With just three ingredients, Ann’s ham and potatoes is a filling, crowd-pleasing, comforting meal that tastes like it took twice as long to make.
I was a pretty picky eater when I was younger. Like, really picky. So picky that my stepmom had me make a list of foods I’d eat and tape it to the inside of a cabinet.
It was entirely an issue of declaring that I didn’t like something even though I’d never tried it. I don’t remember why I was so afraid to venture out and try new foods, but I was, so I didn’t. Even with my picky palate, her ham and potatoes was one of my favorite things to eat.
Confession: my range of foods might have expanded exponentially in the last 10 or 15 years, but this dish still ranks right up there as one of my favorites. Part of the allure is that peaceful feeling you get when you revisit a childhood classic. This recipe reminds me of simpler times and evenings with family.
While this meal might not evoke those same feelings for you, it’s still pretty much guaranteed to be a hit. The potatoes are cut thinly so they cook through and get soft. The ham is layered on top of the potatoes, ensuring the juices drip down and flavor the potatoes. Each potato-and-ham layer is topped with cheese that gets perfectly melted and gooey. Add a touch of salt and pepper and you’re done.
Ann’s Ham and Potatoes
3 large baking potatoes
1 lb. boneless ham
8-12 oz. cheese, freshly grated (pre-shredded cheese won’t melt properly)
salt and pepper
Preheat oven to 400 degrees. Cut potatoes into quarter-inch thick slices. You can peel them first, but it’s an extra step that isn’t necessary. Cut ham into quarter- to half-inch thick slices and then into pieces that are roughly the same size as the potatoes.
Coat a 9 x 13 baking dish with cooking spray and begin layering your ingredients: potatoes on the bottom, overlapping slightly, a sprinkling of salt and pepper, and then ham, and finally a sprinkling of cheese.
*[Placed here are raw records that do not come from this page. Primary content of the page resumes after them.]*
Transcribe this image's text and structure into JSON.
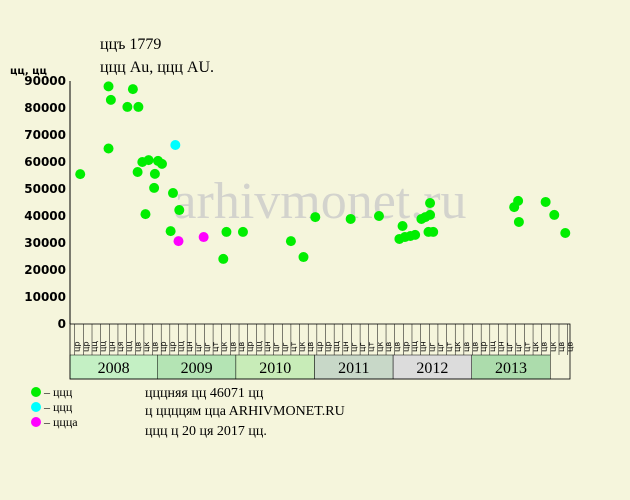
{
  "chart_data": {
    "type": "scatter",
    "title": "ццъ 1779",
    "subtitle": "ццц  Au, ццц  AU.",
    "y_label": "цц, цц",
    "watermark": "arhivmonet.ru",
    "notes": [
      "цццняя цц 46071 цц",
      "ц ццццям ццa ARHIVMONET.RU",
      "ццц ц 20 ця 2017 цц."
    ],
    "xlim": [
      2007.89,
      2014.25
    ],
    "ylim": [
      0,
      90000
    ],
    "yticks": [
      0,
      10000,
      20000,
      30000,
      40000,
      50000,
      60000,
      70000,
      80000,
      90000
    ],
    "xticks": [
      {
        "value": 2008,
        "label": "2008"
      },
      {
        "value": 2009,
        "label": "2009"
      },
      {
        "value": 2010,
        "label": "2010"
      },
      {
        "value": 2011,
        "label": "2011"
      },
      {
        "value": 2012,
        "label": "2012"
      },
      {
        "value": 2013,
        "label": "2013"
      }
    ],
    "month_ticks": [
      {
        "value": 2007.95,
        "label": "цр"
      },
      {
        "value": 2008.06,
        "label": "цр"
      },
      {
        "value": 2008.17,
        "label": "цц"
      },
      {
        "value": 2008.28,
        "label": "цц"
      },
      {
        "value": 2008.39,
        "label": "цн"
      },
      {
        "value": 2008.5,
        "label": "ця"
      },
      {
        "value": 2008.61,
        "label": "цц"
      },
      {
        "value": 2008.72,
        "label": "цв"
      },
      {
        "value": 2008.83,
        "label": "цк"
      },
      {
        "value": 2008.94,
        "label": "цв"
      },
      {
        "value": 2009.05,
        "label": "цр"
      },
      {
        "value": 2009.16,
        "label": "цр"
      },
      {
        "value": 2009.27,
        "label": "цц"
      },
      {
        "value": 2009.38,
        "label": "цн"
      },
      {
        "value": 2009.49,
        "label": "цг"
      },
      {
        "value": 2009.6,
        "label": "цг"
      },
      {
        "value": 2009.71,
        "label": "цт"
      },
      {
        "value": 2009.82,
        "label": "цк"
      },
      {
        "value": 2009.93,
        "label": "цв"
      },
      {
        "value": 2010.04,
        "label": "цв"
      },
      {
        "value": 2010.15,
        "label": "цр"
      },
      {
        "value": 2010.26,
        "label": "цц"
      },
      {
        "value": 2010.37,
        "label": "цн"
      },
      {
        "value": 2010.48,
        "label": "цг"
      },
      {
        "value": 2010.59,
        "label": "цг"
      },
      {
        "value": 2010.7,
        "label": "цт"
      },
      {
        "value": 2010.81,
        "label": "цк"
      },
      {
        "value": 2010.92,
        "label": "цв"
      },
      {
        "value": 2011.03,
        "label": "цр"
      },
      {
        "value": 2011.14,
        "label": "цр"
      },
      {
        "value": 2011.25,
        "label": "цц"
      },
      {
        "value": 2011.36,
        "label": "цн"
      },
      {
        "value": 2011.47,
        "label": "цг"
      },
      {
        "value": 2011.58,
        "label": "цг"
      },
      {
        "value": 2011.69,
        "label": "цт"
      },
      {
        "value": 2011.8,
        "label": "цк"
      },
      {
        "value": 2011.91,
        "label": "цв"
      },
      {
        "value": 2012.02,
        "label": "цв"
      },
      {
        "value": 2012.13,
        "label": "цр"
      },
      {
        "value": 2012.24,
        "label": "цц"
      },
      {
        "value": 2012.35,
        "label": "цн"
      },
      {
        "value": 2012.46,
        "label": "цг"
      },
      {
        "value": 2012.57,
        "label": "цг"
      },
      {
        "value": 2012.68,
        "label": "цт"
      },
      {
        "value": 2012.79,
        "label": "цк"
      },
      {
        "value": 2012.9,
        "label": "цв"
      },
      {
        "value": 2013.01,
        "label": "цв"
      },
      {
        "value": 2013.12,
        "label": "цр"
      },
      {
        "value": 2013.23,
        "label": "цц"
      },
      {
        "value": 2013.34,
        "label": "цн"
      },
      {
        "value": 2013.45,
        "label": "цг"
      },
      {
        "value": 2013.56,
        "label": "цг"
      },
      {
        "value": 2013.67,
        "label": "цт"
      },
      {
        "value": 2013.78,
        "label": "цк"
      },
      {
        "value": 2013.89,
        "label": "цв"
      },
      {
        "value": 2014.0,
        "label": "цк"
      },
      {
        "value": 2014.11,
        "label": "цв"
      },
      {
        "value": 2014.22,
        "label": "цв"
      }
    ],
    "series": [
      {
        "name": "– ццц",
        "color": "#00ee00",
        "x": [
          2008.02,
          2008.38,
          2008.41,
          2008.38,
          2008.62,
          2008.69,
          2008.76,
          2008.75,
          2008.81,
          2008.89,
          2008.85,
          2008.96,
          2008.97,
          2009.01,
          2009.06,
          2009.2,
          2009.17,
          2009.28,
          2009.84,
          2009.88,
          2010.09,
          2010.7,
          2010.86,
          2011.01,
          2011.46,
          2011.82,
          2012.08,
          2012.12,
          2012.15,
          2012.22,
          2012.28,
          2012.36,
          2012.41,
          2012.47,
          2012.47,
          2012.45,
          2012.51,
          2013.54,
          2013.59,
          2013.6,
          2013.94,
          2014.05,
          2014.19
        ],
        "values": [
          55500,
          88000,
          83000,
          65000,
          80400,
          87000,
          80400,
          56300,
          60000,
          60700,
          40700,
          50400,
          55600,
          60400,
          59300,
          48500,
          34400,
          42200,
          24100,
          34100,
          34100,
          30700,
          24800,
          39600,
          38900,
          40000,
          31500,
          36300,
          32200,
          32600,
          33000,
          38900,
          39600,
          44800,
          40400,
          34100,
          34100,
          43300,
          45600,
          37800,
          45200,
          40400,
          33700
        ]
      },
      {
        "name": "– ццц",
        "color": "#00ffff",
        "x": [
          2009.23
        ],
        "values": [
          66300
        ]
      },
      {
        "name": "– цццa",
        "color": "#ff00ff",
        "x": [
          2009.27,
          2009.59
        ],
        "values": [
          30700,
          32200
        ]
      }
    ]
  }
}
Repeat the layering again, and then end with a layer of potatoes and another layer of cheese.
Cover the dish in foil and bake for 45 minutes. Remove foil and bake an additional 10-15 minutes, or until the cheese on top is melted and bubbly. Your baking time will vary depending on the thickness of your potatoes, so you may want to check it around the 35 to 40 minute mark.
Ann often adds diced onions. She didn’t when I was young (re: my picky eating) and I think that’s why, despite how much I love onions, I don’t care for them in this recipe.
If you make this recipe and then wait to cook it, your potatoes will start to turn brown. It is however, incredibly delicious leftover, so my suggestion would be to bake it immediately and then reheat it later.